A idéia é ter um piso salarial único, de no mínimo R$ 800,00, e salários profissionais, de acordo com a função exercida. Os sindicalistas não aceitam o fato de os empregados das montadoras do ABC, por exemplo, receberem salário médio de R$ 1,5 mil, os da Fiat, em Minas, de R$ 800,00 e os da Volkswagen, em Resende, de R$ 400,00.
As distorções acentuaram-se nos últimos anos por conta da descentralização industrial, da guerra fiscal e de negociações por empresa. O presidente da CUT, Vicente Paulo da Silva, o Vicentinho, afirmou hoje durante a manifestação em frente à sede da Anfavea ser favorável à descentralização econômica, mas por meio de uma política industrial séria. "Não vamos aceitar que as empresas peguem dinheiro do povo, como ocorreu com a Ford, na Bahia, e paguem um salário miserável aos trabalhadores", disse Vicentinho.

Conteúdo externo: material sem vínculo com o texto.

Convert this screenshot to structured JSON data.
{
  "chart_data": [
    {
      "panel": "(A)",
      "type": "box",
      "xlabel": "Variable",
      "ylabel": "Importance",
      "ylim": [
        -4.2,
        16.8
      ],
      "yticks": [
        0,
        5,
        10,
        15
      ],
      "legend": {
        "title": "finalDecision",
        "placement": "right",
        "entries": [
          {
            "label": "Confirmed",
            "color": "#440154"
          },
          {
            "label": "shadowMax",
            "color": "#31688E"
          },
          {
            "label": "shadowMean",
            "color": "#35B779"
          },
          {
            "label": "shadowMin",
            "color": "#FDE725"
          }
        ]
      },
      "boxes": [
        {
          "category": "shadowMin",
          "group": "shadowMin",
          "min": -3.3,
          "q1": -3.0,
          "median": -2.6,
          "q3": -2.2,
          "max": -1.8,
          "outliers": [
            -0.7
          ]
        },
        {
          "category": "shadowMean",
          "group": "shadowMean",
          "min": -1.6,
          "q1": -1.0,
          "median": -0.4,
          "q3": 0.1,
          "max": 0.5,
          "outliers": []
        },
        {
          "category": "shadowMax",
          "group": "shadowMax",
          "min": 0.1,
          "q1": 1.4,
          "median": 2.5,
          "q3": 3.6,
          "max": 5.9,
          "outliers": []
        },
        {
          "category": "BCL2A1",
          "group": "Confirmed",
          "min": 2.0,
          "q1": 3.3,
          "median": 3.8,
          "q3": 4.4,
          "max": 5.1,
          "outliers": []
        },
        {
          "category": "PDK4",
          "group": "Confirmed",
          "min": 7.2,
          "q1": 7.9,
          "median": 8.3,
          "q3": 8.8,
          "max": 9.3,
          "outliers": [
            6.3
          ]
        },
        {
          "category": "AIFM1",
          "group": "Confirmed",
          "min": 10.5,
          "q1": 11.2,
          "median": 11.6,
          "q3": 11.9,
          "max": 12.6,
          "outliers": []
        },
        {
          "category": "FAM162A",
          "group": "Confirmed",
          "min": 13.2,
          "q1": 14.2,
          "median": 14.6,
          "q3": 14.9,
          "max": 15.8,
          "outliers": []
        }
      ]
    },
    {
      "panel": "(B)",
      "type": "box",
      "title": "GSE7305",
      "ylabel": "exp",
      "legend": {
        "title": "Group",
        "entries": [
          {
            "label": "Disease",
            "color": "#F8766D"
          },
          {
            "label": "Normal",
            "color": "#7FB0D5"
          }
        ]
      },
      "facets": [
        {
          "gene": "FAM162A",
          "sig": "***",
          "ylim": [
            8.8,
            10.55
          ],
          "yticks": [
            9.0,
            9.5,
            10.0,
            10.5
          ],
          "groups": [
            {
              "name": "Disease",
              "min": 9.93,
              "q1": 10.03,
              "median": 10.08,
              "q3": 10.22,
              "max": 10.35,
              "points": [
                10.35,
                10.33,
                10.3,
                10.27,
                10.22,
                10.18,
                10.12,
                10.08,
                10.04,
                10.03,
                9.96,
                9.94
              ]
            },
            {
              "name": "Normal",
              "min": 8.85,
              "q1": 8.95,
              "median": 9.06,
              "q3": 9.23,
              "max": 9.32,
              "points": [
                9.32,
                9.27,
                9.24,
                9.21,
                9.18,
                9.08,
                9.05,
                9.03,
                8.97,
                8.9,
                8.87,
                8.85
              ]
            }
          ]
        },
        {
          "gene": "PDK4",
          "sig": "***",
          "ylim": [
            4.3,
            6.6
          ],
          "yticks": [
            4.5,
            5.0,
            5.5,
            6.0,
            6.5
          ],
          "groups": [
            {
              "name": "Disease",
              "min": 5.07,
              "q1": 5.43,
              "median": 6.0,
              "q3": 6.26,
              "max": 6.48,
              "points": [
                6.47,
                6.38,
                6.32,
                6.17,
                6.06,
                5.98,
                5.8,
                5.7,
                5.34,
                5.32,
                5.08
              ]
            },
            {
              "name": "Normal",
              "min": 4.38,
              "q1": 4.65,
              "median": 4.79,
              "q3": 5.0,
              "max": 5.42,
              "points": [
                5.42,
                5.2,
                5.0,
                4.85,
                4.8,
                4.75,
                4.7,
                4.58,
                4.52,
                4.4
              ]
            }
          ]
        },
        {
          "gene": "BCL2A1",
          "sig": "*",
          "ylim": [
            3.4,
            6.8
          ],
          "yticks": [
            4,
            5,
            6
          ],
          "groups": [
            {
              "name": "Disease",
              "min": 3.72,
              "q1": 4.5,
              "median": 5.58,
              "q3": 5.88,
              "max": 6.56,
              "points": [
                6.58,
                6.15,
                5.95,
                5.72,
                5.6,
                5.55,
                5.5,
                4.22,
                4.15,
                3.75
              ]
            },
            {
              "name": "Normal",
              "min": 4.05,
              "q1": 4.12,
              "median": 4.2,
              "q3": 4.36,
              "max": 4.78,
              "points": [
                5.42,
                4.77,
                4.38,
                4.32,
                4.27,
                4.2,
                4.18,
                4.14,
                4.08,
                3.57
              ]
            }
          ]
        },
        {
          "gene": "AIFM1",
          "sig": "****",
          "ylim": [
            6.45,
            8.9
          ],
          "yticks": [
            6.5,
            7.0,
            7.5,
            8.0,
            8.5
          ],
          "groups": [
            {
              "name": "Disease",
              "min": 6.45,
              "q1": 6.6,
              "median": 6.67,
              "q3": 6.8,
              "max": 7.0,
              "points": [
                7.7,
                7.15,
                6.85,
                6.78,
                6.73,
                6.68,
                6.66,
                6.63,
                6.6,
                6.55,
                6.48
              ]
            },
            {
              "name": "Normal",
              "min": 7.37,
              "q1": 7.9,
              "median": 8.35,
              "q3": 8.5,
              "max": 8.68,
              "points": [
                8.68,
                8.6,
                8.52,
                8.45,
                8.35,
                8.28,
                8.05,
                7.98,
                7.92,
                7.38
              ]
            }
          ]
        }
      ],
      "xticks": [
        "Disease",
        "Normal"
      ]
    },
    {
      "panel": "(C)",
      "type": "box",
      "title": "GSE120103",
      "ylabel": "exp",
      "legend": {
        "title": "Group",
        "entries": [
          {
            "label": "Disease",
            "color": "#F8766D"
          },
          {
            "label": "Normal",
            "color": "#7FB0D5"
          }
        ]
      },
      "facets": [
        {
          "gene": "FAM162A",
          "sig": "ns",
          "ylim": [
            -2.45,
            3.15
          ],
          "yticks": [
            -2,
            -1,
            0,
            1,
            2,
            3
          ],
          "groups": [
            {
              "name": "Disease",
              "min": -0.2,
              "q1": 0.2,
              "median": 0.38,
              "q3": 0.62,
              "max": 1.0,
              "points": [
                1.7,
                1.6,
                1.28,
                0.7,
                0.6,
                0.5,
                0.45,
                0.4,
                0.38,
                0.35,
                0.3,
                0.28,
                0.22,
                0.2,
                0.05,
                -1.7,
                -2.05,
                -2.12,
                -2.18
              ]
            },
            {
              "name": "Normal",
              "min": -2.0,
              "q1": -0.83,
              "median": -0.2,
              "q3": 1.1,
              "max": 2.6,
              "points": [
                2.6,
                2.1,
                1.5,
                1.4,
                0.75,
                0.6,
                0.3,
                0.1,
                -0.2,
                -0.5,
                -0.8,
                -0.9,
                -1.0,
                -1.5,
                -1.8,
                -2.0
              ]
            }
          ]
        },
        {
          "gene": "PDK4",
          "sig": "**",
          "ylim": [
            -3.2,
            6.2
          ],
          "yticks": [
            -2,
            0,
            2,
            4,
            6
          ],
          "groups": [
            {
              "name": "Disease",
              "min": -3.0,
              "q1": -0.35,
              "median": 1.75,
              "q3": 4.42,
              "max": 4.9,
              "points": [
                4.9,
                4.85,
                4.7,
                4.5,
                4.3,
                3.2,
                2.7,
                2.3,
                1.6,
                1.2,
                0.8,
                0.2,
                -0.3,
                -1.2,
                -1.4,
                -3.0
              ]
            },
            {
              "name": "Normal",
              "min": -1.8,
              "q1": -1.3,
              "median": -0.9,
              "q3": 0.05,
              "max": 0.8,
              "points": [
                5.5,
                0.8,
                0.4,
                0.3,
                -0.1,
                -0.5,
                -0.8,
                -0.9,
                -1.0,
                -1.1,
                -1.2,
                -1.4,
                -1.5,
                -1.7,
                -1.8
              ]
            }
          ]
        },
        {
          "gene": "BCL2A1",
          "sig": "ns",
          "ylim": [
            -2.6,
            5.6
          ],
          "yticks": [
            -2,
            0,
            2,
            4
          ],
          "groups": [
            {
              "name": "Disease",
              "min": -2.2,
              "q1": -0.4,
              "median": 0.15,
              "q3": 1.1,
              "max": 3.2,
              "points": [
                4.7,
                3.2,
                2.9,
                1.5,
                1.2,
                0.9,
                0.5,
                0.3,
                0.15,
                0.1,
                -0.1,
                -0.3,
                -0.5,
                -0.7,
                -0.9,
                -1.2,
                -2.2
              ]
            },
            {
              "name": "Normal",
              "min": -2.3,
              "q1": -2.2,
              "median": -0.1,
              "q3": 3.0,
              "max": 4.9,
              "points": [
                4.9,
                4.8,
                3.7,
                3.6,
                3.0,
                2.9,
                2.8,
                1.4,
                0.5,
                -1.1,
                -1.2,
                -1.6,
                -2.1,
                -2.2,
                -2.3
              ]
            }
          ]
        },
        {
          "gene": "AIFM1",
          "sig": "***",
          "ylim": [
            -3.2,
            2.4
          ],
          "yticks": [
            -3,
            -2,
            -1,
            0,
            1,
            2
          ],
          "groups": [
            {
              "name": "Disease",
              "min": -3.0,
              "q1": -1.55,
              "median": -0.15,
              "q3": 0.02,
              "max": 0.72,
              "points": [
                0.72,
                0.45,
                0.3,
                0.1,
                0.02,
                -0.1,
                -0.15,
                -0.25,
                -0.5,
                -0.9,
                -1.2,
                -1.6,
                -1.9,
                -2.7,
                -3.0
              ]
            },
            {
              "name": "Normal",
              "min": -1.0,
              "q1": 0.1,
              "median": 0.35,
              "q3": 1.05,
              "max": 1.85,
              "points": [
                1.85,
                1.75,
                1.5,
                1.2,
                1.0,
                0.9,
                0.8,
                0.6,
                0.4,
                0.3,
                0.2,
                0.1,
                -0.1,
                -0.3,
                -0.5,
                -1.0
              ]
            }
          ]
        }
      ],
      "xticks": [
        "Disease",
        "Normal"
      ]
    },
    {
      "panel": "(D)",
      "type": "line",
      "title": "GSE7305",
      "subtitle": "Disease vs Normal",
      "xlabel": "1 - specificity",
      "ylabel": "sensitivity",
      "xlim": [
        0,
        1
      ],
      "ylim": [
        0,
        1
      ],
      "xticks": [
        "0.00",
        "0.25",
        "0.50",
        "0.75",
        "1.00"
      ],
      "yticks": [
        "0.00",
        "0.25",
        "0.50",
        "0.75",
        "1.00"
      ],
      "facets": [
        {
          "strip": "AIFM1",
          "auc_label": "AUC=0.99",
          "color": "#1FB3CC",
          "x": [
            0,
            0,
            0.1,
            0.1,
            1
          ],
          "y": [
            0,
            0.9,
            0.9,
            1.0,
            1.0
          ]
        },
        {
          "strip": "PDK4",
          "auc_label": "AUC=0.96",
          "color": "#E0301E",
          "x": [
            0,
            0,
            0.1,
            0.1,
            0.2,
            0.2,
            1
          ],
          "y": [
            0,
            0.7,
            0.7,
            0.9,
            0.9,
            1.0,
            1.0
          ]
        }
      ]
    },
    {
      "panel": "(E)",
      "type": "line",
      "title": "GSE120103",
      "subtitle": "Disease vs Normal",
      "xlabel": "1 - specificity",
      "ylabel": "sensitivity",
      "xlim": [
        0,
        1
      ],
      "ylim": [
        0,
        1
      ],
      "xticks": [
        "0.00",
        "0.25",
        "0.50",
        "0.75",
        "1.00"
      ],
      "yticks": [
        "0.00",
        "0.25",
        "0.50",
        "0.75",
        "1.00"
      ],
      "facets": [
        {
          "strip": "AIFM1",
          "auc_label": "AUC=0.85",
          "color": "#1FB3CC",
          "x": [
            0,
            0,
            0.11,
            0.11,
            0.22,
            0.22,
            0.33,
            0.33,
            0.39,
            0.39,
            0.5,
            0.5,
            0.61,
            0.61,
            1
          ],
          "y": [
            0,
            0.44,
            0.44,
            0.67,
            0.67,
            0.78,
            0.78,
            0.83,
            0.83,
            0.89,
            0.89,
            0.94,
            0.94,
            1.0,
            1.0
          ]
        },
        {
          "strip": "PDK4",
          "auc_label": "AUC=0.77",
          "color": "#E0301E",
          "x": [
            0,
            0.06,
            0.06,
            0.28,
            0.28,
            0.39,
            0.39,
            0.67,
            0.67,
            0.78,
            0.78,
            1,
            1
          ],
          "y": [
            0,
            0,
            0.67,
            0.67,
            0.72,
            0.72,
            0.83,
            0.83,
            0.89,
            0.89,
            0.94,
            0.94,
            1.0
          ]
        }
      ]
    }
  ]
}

José Carlos Pinheiro Neto, presidente da Anfavea (entidade que reúne as montadoras), diz que o contrato nacional representaria uma "cartelização dos salários". Segundo ele, as montadoras não querem exportar os custos de produção do ABC e de São Paulo, que as empresas consideram alto, para outras regiões.
O presidente da Força Sindical, Paulo Pereira da Silva, afirmou que o contrato nacional também possibilitaria a extensão de direitos já conquistados pelos metalúrgicos de São Paulo, como transporte, aos de outros Estados.